IL N’EST PAS QUESTION DE LE CENSURER

Oui, je suis femme, et lesbienne, mais aussi écrivaine et réalisatrice engagée. Je ne crois pas que l’on puisse dissocier l’art de la société, ni l’artiste de l’homme. Mais j’aimerais continuer à vivre dans un monde subtil, où l’on ne juge pas les œuvres comme on juge les hommes. Je comprends qu’on veuille récompenser J’accuse, ses costumes ou ses premiers rôles. Je ne comprends pas qu’on offre un 5e César à Roman Polanski. Comme s’il n’existait pas de réalisateurs plus prometteurs cette année. Comme si #MeToo n’avait pas parlé.

Polanski lui-même rêvait qu’on l’oublie à cette cérémonie. Il n’est pas question de le censurer, mais qu’on ne nous demande pas de l’applaudir. Je comprends celles qui se sont levées. Je comprends celles et ceux qui sont restés.
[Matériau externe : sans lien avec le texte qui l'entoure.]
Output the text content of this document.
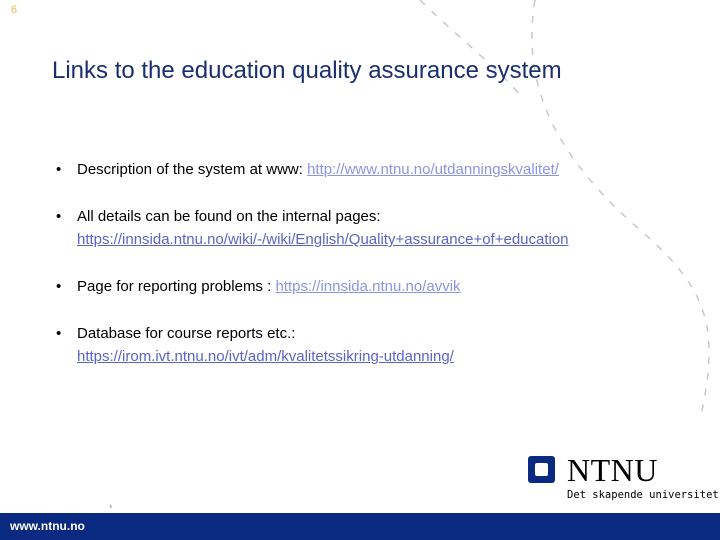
6
Links to the education quality assurance system
• Description of the system at www: http://www.ntnu.no/utdanningskvalitet/
• All details can be found on the internal pages:
https://innsida.ntnu.no/wiki/-/wiki/English/Quality+assurance+of+education
• Page for reporting problems : https://innsida.ntnu.no/avvik
• Database for course reports etc.:
https://irom.ivt.ntnu.no/ivt/adm/kvalitetssikring-utdanning/
NTNU
Det skapende universitet
www.ntnu.no
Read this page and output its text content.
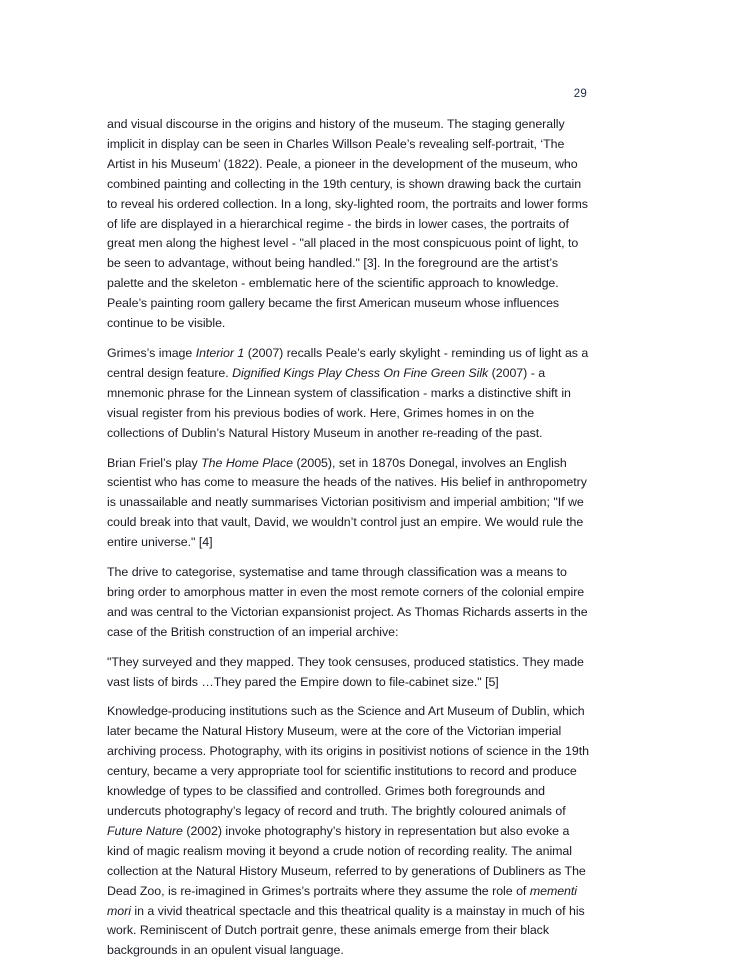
29

and visual discourse in the origins and history of the museum. The staging generally implicit in display can be seen in Charles Willson Peale’s revealing self-portrait, ‘The Artist in his Museum’ (1822). Peale, a pioneer in the development of the museum, who combined painting and collecting in the 19th century, is shown drawing back the curtain to reveal his ordered collection. In a long, sky-lighted room, the portraits and lower forms of life are displayed in a hierarchical regime - the birds in lower cases, the portraits of great men along the highest level - "all placed in the most conspicuous point of light, to be seen to advantage, without being handled." [3]. In the foreground are the artist’s palette and the skeleton - emblematic here of the scientific approach to knowledge. Peale’s painting room gallery became the first American museum whose influences continue to be visible.

Grimes’s image Interior 1 (2007) recalls Peale’s early skylight - reminding us of light as a central design feature. Dignified Kings Play Chess On Fine Green Silk (2007) - a mnemonic phrase for the Linnean system of classification - marks a distinctive shift in visual register from his previous bodies of work. Here, Grimes homes in on the collections of Dublin’s Natural History Museum in another re-reading of the past.

Brian Friel’s play The Home Place (2005), set in 1870s Donegal, involves an English scientist who has come to measure the heads of the natives. His belief in anthropometry is unassailable and neatly summarises Victorian positivism and imperial ambition; "If we could break into that vault, David, we wouldn’t control just an empire. We would rule the entire universe." [4]

The drive to categorise, systematise and tame through classification was a means to bring order to amorphous matter in even the most remote corners of the colonial empire and was central to the Victorian expansionist project. As Thomas Richards asserts in the case of the British construction of an imperial archive:

"They surveyed and they mapped. They took censuses, produced statistics. They made vast lists of birds …They pared the Empire down to file-cabinet size." [5]

Knowledge-producing institutions such as the Science and Art Museum of Dublin, which later became the Natural History Museum, were at the core of the Victorian imperial archiving process. Photography, with its origins in positivist notions of science in the 19th century, became a very appropriate tool for scientific institutions to record and produce knowledge of types to be classified and controlled. Grimes both foregrounds and undercuts photography’s legacy of record and truth. The brightly coloured animals of Future Nature (2002) invoke photography’s history in representation but also evoke a kind of magic realism moving it beyond a crude notion of recording reality. The animal collection at the Natural History Museum, referred to by generations of Dubliners as The Dead Zoo, is re-imagined in Grimes’s portraits where they assume the role of mementi mori in a vivid theatrical spectacle and this theatrical quality is a mainstay in much of his work. Reminiscent of Dutch portrait genre, these animals emerge from their black backgrounds in an opulent visual language.
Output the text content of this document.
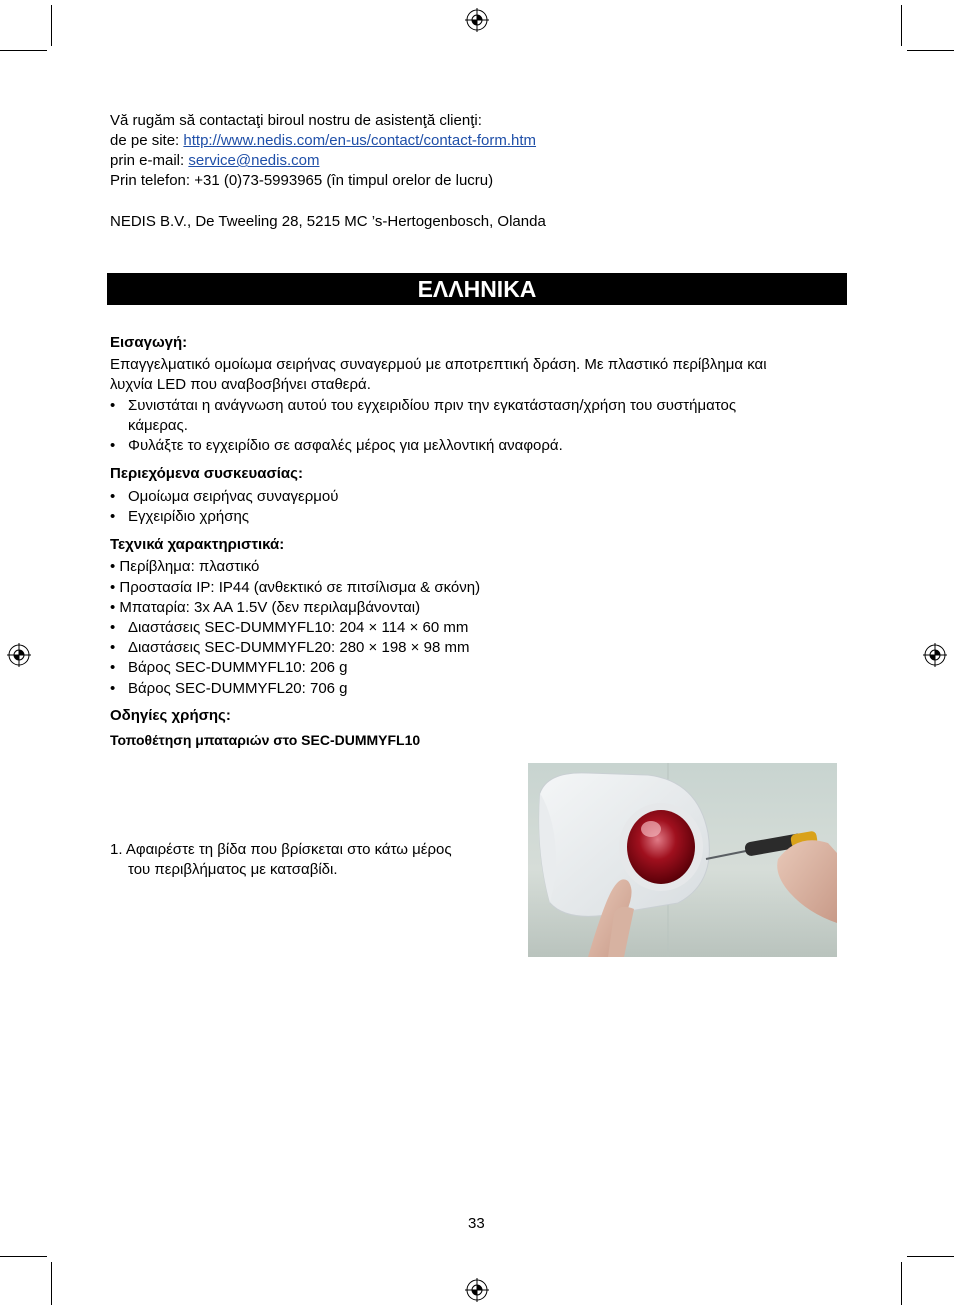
Vă rugăm să contactaţi biroul nostru de asistenţă clienţi:
de pe site: http://www.nedis.com/en-us/contact/contact-form.htm
prin e-mail: service@nedis.com
Prin telefon: +31 (0)73-5993965 (în timpul orelor de lucru)
NEDIS B.V., De Tweeling 28, 5215 MC ’s-Hertogenbosch, Olanda
ΕΛΛΗΝΙΚΑ
Εισαγωγή:
Επαγγελματικό ομοίωμα σειρήνας συναγερμού με αποτρεπτική δράση. Με πλαστικό περίβλημα και
λυχνία LED που αναβοσβήνει σταθερά.
• Συνιστάται η ανάγνωση αυτού του εγχειριδίου πριν την εγκατάσταση/χρήση του συστήματος
κάμερας.
• Φυλάξτε το εγχειρίδιο σε ασφαλές μέρος για μελλοντική αναφορά.
Περιεχόμενα συσκευασίας:
• Ομοίωμα σειρήνας συναγερμού
• Εγχειρίδιο χρήσης
Τεχνικά χαρακτηριστικά:
• Περίβλημα: πλαστικό
• Προστασία IP: IP44 (ανθεκτικό σε πιτσίλισμα & σκόνη)
• Μπαταρία: 3x AA 1.5V (δεν περιλαμβάνονται)
• Διαστάσεις SEC-DUMMYFL10: 204 × 114 × 60 mm
• Διαστάσεις SEC-DUMMYFL20: 280 × 198 × 98 mm
• Βάρος SEC-DUMMYFL10: 206 g
• Βάρος SEC-DUMMYFL20: 706 g
Οδηγίες χρήσης:
Τοποθέτηση μπαταριών στο SEC-DUMMYFL10
1. Αφαιρέστε τη βίδα που βρίσκεται στο κάτω μέρος
του περιβλήματος με κατσαβίδι.
33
Je ne jetterai jamais la pierre à Fanny Ardant, qui, sans donner de leçon à quiconque, a déclaré qu’elle aimait ses amis, et ceux qu’elle admire, jusqu’à la guillotine. On a le droit de détester l’odeur du sang. Mais de grâce, qu’on ne crache pas sur Florence Foresti et son humour férocement féministe parce qu’elle a osé porter le fer dans la plaie. Ou même se moquer de la taille d’un réalisateur qui a reconnu son goût pour les enfants de 13 à 15 ans. Cette pique reste une caresse quand on songe à ce qu’elle dénonce. Et nous change un peu des blagues sur le physique des actrices.

Il est plus juste de se demander s’il n’existe pas une tendance douteuse à cognersur le premier homme blanc venu, tout en épargnant les hommes dits « racisés », même lorsqu’ils sont puissants et que leurs crimes sont plus récents. Ce qui donne de troublants oublis. Comme l’impossibilité de rappeler l’expédition punitive masculiniste de Ladj Ly, ou même de compter le nombre de femmes dans son film.

Il faut être Tariq Ramadan pour croire que la couleur de sa peau ou sa religion ont aggravé son cas. La vérité, c’est qu’il serait jugé depuis des années s’il n’était pas un puissant prédicateur musulman. Et qu’il aurait déjà gagné un César s’il avait réalisé un film.